Przyszła nowa dostawa tkanin, tym razem poszłam w dresy. Ostatnio to taki trendy towar, że i mnie wzięło. Poszalałam, jest turkus, fiolet i jakieś szarości. Cienkie, grubsze, rozciągliwe, dla każdego coś się znajdzie.
Garderoba dzieci z każdą kolejną porą roku wymaga wymiany. Koszty dość spore przy dwójce więc dobrze jak mama umie kombinować, przerabiać, skracać itp. Jeszcze lepiej jest jak samemu potrafimy coś uszyć:) polecam na początek proste wykroje z Burdy dla dzieci. Wszystko jest dobrze wytłumaczone i modele mało skomplikowane. Kobitki zachęcam, to naprawdę nie takie trudne:).
Za szycie ciuszków zabrałam się również dlatego bo czeka mnie w sezonie letnim kilka fajnych kiermaszów i targów. Jak wiadomo trzeba troszkę czasu, aby powiększyć swoje stany magazynowe więc zabrałam się za to już dziś.
Idzie lato, więc będą tradycyjnie wersje light kocyków (bez ociepliny, na bawełnie dresowej), bandamki, apaszki, fajne marynarskie podusie, girlandy itp.

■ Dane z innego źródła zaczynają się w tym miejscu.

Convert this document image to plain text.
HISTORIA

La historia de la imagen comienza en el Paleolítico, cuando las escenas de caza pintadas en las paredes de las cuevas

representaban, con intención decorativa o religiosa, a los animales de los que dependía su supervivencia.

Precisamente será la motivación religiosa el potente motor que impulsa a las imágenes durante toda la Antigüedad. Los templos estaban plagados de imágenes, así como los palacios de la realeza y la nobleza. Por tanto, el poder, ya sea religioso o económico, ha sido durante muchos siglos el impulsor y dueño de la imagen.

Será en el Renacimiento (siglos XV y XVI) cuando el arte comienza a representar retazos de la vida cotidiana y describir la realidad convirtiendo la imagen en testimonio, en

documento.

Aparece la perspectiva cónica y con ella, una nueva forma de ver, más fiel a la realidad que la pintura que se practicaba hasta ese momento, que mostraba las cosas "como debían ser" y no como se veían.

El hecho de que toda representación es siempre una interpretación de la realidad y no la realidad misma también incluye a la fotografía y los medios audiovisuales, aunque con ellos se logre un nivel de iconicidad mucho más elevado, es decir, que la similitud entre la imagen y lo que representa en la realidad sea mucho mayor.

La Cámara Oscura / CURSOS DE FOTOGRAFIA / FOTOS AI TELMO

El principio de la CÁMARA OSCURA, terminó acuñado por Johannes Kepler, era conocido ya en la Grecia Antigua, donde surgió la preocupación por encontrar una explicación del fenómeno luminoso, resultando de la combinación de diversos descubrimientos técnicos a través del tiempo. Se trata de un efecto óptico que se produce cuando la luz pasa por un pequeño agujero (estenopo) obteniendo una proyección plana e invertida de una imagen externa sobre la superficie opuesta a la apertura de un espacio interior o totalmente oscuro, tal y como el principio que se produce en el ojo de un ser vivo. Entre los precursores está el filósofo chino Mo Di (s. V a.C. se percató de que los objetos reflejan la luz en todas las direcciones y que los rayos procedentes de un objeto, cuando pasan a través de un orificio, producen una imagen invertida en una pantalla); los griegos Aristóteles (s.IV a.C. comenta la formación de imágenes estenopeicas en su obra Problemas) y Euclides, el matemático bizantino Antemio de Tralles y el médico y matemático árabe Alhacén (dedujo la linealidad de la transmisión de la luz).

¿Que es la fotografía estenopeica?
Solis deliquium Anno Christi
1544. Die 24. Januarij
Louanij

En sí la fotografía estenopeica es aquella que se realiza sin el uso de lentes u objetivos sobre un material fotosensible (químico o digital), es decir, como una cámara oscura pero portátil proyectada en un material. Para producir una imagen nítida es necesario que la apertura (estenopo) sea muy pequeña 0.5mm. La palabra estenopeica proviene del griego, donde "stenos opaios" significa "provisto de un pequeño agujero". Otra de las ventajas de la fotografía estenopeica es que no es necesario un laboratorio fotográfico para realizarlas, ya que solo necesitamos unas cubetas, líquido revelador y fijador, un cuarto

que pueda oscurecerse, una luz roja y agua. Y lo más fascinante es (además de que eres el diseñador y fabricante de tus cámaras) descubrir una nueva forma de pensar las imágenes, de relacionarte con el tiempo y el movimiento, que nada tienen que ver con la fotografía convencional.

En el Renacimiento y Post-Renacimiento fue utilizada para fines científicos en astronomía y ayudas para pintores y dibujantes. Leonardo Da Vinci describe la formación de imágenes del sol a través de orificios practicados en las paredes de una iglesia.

Tak sobie pomyślałam, aby może by tak fajne ciuszki zacząć szyć??? sami oceńcie, dziś pierwsza odsłona - spódniczka na turkusowej podszewce oraz tunika z kokardkami. Rozmiar 116/122.
5 komentarzy:
Ewcia, a gdzie kupiłaś tkaniny dresowe? Doradź mi, bo chciałabym jakieś w miarę cienkie, a widzę, że ta tuniczka jest właśnie z takiego materiału. No i najlepiej żeby się nie gniótł ;-)
Tkaniny kupiłam w sklepie dresowka.pl, polecam:)
Świetne wykonanie, bardzo mi się podoba
Dziękuję bardzo:) fajnie, że komuś się podoba.